A retail company is experiencing shifts in customer purchasing patterns across demographics, product categories, and seasons. To uncover the root causes and identify opportunities for higher revenue and better engagement, I analyzed 15,000+ transactions using Python, SQL, and Power BI.
This project reveals which factors — such as discounts, seasons, reviews, subscription status, and product categories — most strongly influence spending and repeat purchases. Insights from this analysis show clear opportunities to improve loyalty, seasonal planning, and discount strategy.
Key Findings:
- Total Customers: 15,000
- Average Purchase Amount: $56.97
- Average Review Rating: 3.74
- Top Category by Revenue: Clothing
- Most Active Season: Winter
Recommendation at a Glance: Increase subscription adoption, refine discount policies, and align inventory with strong seasonal demand.
The company wants to understand what drives customer purchases and why behavior differs across product categories, seasons, and regions.
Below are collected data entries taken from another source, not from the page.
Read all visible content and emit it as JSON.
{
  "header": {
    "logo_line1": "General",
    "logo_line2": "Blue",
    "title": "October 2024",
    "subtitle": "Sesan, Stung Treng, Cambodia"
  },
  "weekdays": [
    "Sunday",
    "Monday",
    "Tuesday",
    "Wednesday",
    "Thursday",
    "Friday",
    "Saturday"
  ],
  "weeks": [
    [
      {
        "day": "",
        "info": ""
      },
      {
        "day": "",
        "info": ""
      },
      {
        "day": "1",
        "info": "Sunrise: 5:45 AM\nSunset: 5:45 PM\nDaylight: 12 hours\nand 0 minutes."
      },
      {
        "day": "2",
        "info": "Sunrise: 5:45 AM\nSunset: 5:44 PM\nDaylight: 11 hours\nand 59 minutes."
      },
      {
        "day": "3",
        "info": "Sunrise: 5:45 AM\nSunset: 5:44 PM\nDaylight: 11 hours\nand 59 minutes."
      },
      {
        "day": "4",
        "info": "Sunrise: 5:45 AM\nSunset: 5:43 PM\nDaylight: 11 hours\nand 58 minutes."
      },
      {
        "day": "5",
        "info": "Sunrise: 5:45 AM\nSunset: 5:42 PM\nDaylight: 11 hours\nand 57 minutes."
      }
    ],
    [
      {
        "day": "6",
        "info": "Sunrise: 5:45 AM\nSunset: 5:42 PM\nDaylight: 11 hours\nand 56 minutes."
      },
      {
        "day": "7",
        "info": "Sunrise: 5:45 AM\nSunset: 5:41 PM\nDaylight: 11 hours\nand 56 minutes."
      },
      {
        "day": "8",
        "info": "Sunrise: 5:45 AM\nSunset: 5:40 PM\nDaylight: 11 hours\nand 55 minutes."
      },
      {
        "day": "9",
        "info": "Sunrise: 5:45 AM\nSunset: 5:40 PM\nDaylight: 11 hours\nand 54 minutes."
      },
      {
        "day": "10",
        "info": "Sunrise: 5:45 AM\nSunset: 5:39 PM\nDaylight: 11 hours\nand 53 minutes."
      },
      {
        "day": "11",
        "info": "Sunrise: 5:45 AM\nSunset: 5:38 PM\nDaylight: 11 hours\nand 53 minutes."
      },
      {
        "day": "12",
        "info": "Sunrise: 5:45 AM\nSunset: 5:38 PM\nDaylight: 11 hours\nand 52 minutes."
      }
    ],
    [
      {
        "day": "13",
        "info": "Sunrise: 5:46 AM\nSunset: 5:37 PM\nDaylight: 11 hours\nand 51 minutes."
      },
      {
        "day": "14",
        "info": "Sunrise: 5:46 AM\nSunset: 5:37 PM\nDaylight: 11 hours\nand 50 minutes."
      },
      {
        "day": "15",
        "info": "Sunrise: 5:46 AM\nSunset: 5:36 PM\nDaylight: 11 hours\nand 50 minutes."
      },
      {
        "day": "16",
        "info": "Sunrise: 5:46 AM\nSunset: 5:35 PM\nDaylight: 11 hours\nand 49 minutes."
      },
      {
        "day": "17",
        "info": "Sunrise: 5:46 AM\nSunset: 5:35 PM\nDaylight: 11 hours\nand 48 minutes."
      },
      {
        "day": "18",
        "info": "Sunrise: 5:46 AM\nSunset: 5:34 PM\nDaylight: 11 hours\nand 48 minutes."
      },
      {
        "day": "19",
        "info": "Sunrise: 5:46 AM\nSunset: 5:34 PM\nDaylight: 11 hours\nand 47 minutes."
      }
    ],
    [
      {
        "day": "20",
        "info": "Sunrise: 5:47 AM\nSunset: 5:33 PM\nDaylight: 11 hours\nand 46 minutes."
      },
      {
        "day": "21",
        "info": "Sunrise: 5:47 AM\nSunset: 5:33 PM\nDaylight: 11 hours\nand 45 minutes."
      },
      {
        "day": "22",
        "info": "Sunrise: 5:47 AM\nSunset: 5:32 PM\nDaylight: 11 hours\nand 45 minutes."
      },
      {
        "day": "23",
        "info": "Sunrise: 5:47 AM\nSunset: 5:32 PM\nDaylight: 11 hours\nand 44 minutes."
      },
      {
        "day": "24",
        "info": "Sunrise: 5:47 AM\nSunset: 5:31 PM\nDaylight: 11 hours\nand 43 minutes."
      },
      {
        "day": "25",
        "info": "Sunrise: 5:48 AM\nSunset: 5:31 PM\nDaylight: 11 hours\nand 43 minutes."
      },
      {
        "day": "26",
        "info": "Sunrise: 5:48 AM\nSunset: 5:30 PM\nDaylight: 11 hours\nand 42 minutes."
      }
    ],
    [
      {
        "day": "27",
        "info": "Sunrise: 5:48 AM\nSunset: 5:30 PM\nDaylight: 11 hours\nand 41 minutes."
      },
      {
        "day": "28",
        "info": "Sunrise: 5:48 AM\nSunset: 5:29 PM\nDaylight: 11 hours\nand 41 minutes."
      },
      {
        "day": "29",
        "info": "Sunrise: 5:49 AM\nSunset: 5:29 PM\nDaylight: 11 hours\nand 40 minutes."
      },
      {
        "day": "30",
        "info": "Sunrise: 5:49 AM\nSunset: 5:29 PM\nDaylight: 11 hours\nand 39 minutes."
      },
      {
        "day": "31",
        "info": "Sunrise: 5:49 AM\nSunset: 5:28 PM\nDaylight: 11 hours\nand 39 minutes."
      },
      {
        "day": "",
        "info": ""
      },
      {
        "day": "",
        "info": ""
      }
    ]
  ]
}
Stakeholders have observed inconsistent engagement and want actionable insights to optimize:
- Marketing strategy
- Product assortment
- Discount usage
- Customer retention and loyalty
Guiding Question: “How can the company leverage consumer shopping data to identify trends, improve customer engagement, and optimize marketing and product strategies?”
- Cleaned and prepared raw data (
raw_data.csv) - Handled missing review ratings category wise
- Engineered age groups & purchase frequency
- Standardized categorical fields
- Exported cleaned dataset for SQL + BI
Insightful queries were written to answer key business questions such as:
- Revenue by gender, age group, season, and location
- Top products by sales & rating
- Subscription vs non-subscription behaviour
- Discount dependency by category
- Loyal vs returning vs new customer segments
Developed an interactive dashboard to visualize:
- Revenue & sales breakdowns
- Category and seasonal performance
- Customer profile trends
- Subscription impact
- Discounts, shipping types & review distribution
CTEs, Window Functions, CASE statements, Ranking, Aggregations, Segmentation logic
Pandas, NumPy, Matplotlib/Seaborn, Feature Engineering, Data Cleaning
DAX, Data Modeling, Interactive Visuals, KPI Design, Slicers & Filters
This project uncovered several high-impact insights:
- Subscribers spend more and buy more frequently, indicating strong potential for loyalty growth.
- Winter has the highest spending volume, suggesting seasonal marketing and inventory boosts.
- Clothing dominates revenue, but other categories show strong discount dependency.
- Express shipping correlates with higher review ratings, reflecting better customer satisfaction.
- Locations vary significantly in revenue contribution, offering targeted marketing opportunities.
- Boost subscription adoption through incentives and personalized benefits.
- Optimize discount strategy by reducing dependency in low-margin categories.
- Strengthen seasonal planning, especially for Winter demand spikes.
- Leverage high-value customer segments (loyal & frequent buyers) with targeted offers.
- Improve product and shipping experiences in low-rated categories/regions.
These actions will help increase revenue, customer satisfaction, and long-term loyalty.
customer-behavior-analysis/
│── raw_data.csv
│── frontend/
│── python_eda.ipynb
│── sql_analysis.sql
│── customer_behaviour_dashboard.pbix
│── Customer_Behaviour_Analysis.pdf
│── requirements.txt
│── README.md
- Build predictive models (CLV, churn, product recommendations).
- Apply A/B testing for discount strategies and subscription messaging.
- Introduce customer cohorts for deeper retention analysis.
- Expand dashboard with time-series forecasting.
This project was initially inspired by a tutorial from Amlan Mohanty on YouTube. I expanded the analysis, improved the SQL/Python logic, and redesigned the Power BI dashboard to create an improved and more comprehensive version.